Living on the Mississippi coast means there’s always the possibility of finding things left behind in the ocean. Whether that’s driftwood or messages in a bottle or even the skulls of catfish.

When it comes to catfish skulls, there is a lot of religious comparisons. The underside of the skull looks eerily like a crucifix. In addition, a catfish skull will make a rattling sound when someone picks it up and shakes it. This isn’t loose bones, but rather it’s the ear stones that provide the fish balance moving around.

According to Clarion Ledger, Schindler said that old legends state that the rattling sound represents the tip of the lance used to pierce Jesus’ side when he was crucified. Another legend says its dice being rolled by Roman soldiers as they gamble for the clothes on Jesus’ back.

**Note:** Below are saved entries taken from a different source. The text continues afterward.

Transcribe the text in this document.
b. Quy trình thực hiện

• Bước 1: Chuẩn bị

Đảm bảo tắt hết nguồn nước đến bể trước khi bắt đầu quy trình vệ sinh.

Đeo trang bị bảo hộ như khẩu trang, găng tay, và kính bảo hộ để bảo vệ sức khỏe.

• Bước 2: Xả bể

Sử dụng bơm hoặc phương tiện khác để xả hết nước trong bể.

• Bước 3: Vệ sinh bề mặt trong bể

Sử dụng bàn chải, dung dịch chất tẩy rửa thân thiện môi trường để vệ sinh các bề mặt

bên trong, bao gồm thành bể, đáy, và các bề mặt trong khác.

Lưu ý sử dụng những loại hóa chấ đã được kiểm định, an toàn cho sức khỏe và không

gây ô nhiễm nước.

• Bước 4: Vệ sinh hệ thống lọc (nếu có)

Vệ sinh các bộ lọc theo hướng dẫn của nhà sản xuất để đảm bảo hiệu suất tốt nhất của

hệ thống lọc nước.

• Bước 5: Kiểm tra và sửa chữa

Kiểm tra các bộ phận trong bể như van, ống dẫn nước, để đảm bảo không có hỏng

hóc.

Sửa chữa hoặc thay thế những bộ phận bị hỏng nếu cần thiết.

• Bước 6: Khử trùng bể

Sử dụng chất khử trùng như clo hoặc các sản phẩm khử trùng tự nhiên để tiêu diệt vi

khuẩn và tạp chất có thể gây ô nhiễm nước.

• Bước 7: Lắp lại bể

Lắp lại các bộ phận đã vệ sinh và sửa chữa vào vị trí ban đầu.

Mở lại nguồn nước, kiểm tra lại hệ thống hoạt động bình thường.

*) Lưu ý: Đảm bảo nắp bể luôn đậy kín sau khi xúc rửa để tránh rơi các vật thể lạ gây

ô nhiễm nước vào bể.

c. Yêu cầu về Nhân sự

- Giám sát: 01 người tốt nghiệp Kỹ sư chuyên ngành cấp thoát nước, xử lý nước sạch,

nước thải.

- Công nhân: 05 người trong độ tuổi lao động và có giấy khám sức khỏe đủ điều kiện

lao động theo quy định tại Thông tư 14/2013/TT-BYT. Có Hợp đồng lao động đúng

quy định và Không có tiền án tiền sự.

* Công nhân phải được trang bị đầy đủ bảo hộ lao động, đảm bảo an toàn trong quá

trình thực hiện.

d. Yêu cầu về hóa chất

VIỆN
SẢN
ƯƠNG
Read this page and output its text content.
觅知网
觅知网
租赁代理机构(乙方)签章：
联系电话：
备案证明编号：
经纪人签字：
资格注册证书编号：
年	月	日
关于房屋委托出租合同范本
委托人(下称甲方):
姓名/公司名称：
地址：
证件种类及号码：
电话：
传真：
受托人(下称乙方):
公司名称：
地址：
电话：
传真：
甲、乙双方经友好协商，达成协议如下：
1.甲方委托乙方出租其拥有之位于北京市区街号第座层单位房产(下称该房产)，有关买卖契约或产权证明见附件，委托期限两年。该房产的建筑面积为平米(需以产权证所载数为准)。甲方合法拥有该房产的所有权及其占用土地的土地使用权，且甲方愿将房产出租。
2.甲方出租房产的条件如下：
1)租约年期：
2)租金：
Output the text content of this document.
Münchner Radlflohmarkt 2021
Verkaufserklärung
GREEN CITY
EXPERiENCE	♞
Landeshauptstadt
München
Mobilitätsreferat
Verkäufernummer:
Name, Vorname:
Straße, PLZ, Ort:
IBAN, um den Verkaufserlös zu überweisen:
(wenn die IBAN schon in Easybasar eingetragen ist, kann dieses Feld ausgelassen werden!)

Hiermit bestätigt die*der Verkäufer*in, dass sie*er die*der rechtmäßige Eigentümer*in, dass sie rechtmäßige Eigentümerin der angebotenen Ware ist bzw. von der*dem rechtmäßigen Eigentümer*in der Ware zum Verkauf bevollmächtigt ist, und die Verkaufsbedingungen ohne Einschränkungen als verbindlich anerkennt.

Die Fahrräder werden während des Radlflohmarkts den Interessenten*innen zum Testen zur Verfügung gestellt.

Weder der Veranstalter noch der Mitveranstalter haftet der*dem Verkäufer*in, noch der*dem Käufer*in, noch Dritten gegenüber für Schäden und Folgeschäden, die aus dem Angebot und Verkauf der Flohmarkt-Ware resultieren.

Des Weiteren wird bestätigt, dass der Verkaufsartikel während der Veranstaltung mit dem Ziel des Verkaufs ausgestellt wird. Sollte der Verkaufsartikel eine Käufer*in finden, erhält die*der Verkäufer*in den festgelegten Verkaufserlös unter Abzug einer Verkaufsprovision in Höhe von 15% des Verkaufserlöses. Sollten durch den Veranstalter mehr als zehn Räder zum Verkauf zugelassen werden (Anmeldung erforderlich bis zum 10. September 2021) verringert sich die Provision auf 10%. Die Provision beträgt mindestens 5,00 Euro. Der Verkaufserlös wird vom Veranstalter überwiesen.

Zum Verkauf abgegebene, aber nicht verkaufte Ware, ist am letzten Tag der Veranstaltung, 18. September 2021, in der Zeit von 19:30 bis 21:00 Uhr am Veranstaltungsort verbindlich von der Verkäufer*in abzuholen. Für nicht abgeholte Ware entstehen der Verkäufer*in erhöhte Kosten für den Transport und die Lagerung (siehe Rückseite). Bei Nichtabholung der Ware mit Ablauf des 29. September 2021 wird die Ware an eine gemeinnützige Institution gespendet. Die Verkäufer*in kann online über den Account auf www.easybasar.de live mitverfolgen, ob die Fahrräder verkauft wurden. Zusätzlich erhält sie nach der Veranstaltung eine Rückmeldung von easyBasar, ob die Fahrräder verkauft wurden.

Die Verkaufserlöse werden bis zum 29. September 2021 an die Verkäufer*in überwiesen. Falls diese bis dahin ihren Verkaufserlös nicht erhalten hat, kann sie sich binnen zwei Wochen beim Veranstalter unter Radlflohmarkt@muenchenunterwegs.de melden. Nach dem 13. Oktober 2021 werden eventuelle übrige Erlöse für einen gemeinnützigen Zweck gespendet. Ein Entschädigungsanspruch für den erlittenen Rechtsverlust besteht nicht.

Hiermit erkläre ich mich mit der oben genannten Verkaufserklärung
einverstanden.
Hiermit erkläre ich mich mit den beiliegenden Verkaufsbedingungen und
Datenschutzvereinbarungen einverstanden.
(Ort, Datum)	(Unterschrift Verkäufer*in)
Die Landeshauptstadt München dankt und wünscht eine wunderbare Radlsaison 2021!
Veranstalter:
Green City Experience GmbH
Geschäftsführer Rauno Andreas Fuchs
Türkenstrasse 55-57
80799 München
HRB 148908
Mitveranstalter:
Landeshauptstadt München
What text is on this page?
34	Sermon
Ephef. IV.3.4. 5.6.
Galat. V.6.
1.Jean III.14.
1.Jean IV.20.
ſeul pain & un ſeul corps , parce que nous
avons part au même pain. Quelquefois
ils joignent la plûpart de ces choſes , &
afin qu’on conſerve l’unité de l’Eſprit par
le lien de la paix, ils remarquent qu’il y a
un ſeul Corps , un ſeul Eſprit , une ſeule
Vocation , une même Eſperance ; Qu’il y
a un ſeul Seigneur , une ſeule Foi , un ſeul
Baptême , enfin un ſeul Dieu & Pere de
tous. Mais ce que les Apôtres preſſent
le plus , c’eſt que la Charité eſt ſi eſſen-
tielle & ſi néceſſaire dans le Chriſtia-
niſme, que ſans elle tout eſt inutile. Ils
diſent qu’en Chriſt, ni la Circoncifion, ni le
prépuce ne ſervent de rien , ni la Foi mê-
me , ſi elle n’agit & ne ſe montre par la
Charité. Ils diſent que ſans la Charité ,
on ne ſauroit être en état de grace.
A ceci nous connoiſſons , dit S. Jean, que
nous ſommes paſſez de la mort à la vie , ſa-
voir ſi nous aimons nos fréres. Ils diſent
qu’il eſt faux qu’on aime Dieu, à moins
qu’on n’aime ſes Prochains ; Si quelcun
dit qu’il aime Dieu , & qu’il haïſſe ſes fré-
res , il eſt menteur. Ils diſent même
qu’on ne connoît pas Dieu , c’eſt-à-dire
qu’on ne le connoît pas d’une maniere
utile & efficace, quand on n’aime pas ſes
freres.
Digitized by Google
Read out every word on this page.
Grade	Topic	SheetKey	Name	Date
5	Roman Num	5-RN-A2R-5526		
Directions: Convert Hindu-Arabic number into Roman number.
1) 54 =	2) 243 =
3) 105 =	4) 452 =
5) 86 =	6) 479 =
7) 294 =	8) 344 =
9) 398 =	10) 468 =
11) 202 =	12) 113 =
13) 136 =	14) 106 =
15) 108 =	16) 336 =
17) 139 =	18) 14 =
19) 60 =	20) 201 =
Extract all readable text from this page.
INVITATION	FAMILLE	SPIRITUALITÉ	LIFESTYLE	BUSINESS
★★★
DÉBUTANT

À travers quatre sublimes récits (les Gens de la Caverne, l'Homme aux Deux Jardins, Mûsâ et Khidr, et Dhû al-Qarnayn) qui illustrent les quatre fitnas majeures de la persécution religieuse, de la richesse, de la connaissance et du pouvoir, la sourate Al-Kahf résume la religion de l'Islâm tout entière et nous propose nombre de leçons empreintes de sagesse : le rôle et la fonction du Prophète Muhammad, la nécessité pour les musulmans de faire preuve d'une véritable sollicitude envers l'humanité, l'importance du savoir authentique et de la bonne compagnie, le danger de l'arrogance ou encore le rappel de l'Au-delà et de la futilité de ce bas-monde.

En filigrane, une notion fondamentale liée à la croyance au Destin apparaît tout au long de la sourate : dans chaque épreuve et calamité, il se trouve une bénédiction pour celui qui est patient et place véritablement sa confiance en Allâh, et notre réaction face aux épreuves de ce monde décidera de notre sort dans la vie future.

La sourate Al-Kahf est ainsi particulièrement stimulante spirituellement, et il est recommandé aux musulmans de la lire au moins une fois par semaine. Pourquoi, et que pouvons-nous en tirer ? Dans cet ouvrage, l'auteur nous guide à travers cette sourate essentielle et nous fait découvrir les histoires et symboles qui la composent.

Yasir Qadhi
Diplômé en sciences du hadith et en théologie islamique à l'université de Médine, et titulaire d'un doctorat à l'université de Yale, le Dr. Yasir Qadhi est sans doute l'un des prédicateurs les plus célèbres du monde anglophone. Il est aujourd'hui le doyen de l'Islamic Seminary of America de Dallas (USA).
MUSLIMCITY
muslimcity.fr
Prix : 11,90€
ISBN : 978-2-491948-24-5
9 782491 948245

People have even penned poems to symbolize the connection between catfish and religion. Conrad S. Lantz wrote a poem to immortalize the story sometime in the mid-20th century.

“Of all the fishes in the sea / Our Lord chose the lowly Sailcat / To remind us of his misery … You will hear the dice being tossed / For our Lord’s blood stained dress / Those who hear them / Will be blessed.”

See photos of the Catfish art pieces here.

Making Art with Catfish

So, why make art with old catfish skulls?

Besides the stories related to religion, they also provide a sense of empowerment and nostalgia for those in the area.

“The story I was always told was of all the creatures in the sea, the catfish is the most hated and looked down on. So, God goes and puts his imprint on it just because it needed the most help,” Schindler told Clarion Ledger.

The two started to place these crucifix-like skulls on a piece of driftwood and hang it in their homes as decoration. Then, Beth Cash, who owns an art shop, immediately took interest in them. Cash’s husband saw the art hanging in Schindler’s fishing guide service shop.

For people on the coast, stumbling on oysters, driftwood, and catfish skulls was common. However, put together it’s all an even deeper walk down memory shore.

“We have customers come in the store that are in their 80s and they talk about them. They’ve never seen them finished like this on the driftwood and on the oyster shells. The story about the cross is cool, too — the legend behind it. People just love it. Who knew a catfish could do all this?” Cash said.